Sufficiency

Idea: A sufficient statistic compresses data without losing information about the parameter
Definition

A statistic $U=U(X_1, ... ,X_n)$ is a sufficient statistic if conditional distribution of $X_1,...,X_n$ given $U$ does not depend on $\theta$.
Any 1-1 function of a sufficient statistic is a sufficient statistic.
Any statistic from which a sufficient statistic is calculated is also a sufficient statistic
$\exist$ Many possible SS’s ⇒ MSS (Minimal Sufficient Statistics)

Likelihood

Definition (Likelihood function)

$$ L(\theta|x_1,...,x_n) = f(x_1|\theta) \times ... \times f(x_n|\theta) $$

Likelihood = joint probability / density function of $X_1,...,X_n$, but different viewpoint!

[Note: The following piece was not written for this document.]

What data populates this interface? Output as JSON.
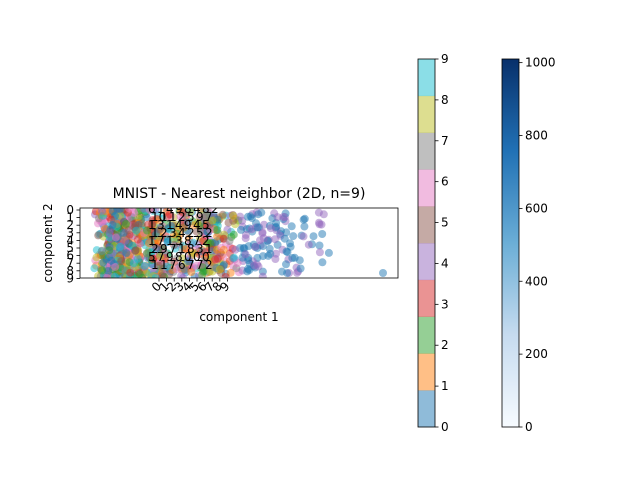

Likelihood → focus on parameters / prob or density → focus on R.V.s
Factorization Theorem

$U=U(X_1, ..., X_n)$ is a sufficient statistic for $\theta$ iff we can write the likelihood in the form as

$$ L(\theta)=g(u(x_1,...,x_n), \theta) h(x_1,...,x_n) $$

Definition

$U=U(X_1,...,X_n)$ is a minimal sufficient statistic (MSS) if

(a) $U$ is a sufficient statistic and

(b) $U$ compresses the data at least as much as any other SS: If $V$ is any other SS, $U$ is a function of $V$.
Theorem by Lehmann-Scheffé

$$ \frac{L(x_1,...,x_n|\theta)}{L(y_1,...,y_n|\theta)} \neq h(\theta) \iff g(x_1,...,x_n)=g(y_1,...,y_n) $$

The above ratio is free of unknown parameter $\theta$ iff $g(x_1,...,x_n)=g(y_1,...,y_n)$. If such a function $g$ can be found, then $g(X_1,...,X_n)$ is a minimal sufficient statistic for $\theta$.

Definition (Consistency)

$\hat\theta_n$ based on $X_1,...,X_n$ is consistent for $\theta$ if $\hat\theta_n \overset{p}{\to} \theta$ as $n\rightarrow\infin$ for all values of $\theta$.
Tool 1: WLLN

$$ \bar X = \frac{1}{n} \sum^n_i X_i \overset{p}{\to} \mu=E(X_i) $$
Tool 2: Theorems on Limiting distributions

Suppose $W_n \overset{p}{\to} a$ and $V_n \overset{p}{\to} b$.
- $c_nW_n+d_nW_n \overset{p}{\to} ca+db \text{ when } c_n \rightarrow c, d_n \rightarrow d$
- $W_nV_n \overset{p}{\to} ab$
- $W_n/V_n \overset{p}{\to} a/b \text{ if } b \neq0$
- $h(W_n) \overset{p}{\to} h(a)$ if $h$ is continuous at $a$
Tool 3:

If $\hat\theta_n$ is an UE of $\theta$ and $V(\hat\theta_n) \rightarrow 0$, $\hat\theta_n$ is consistent for $\theta$.

proof by Chevyshev inequality

Theorem (CLT)

$$ Z_n=\frac{\bar X_n-\mu}{\sigma/\sqrt n} \overset{D}{\to} N(0,1) $$

meaning that cdf of $Z_n$ converges to the cdf of $N(0,1)$

($\mu=E(X), \sigma=\sqrt{Var(X)}$)
Mapping Theorem

If $Y_n \overset{D}{\to} Y$, then $h(Y_n) \overset{D}{\to}h(Y)$ for any continuous function $h$.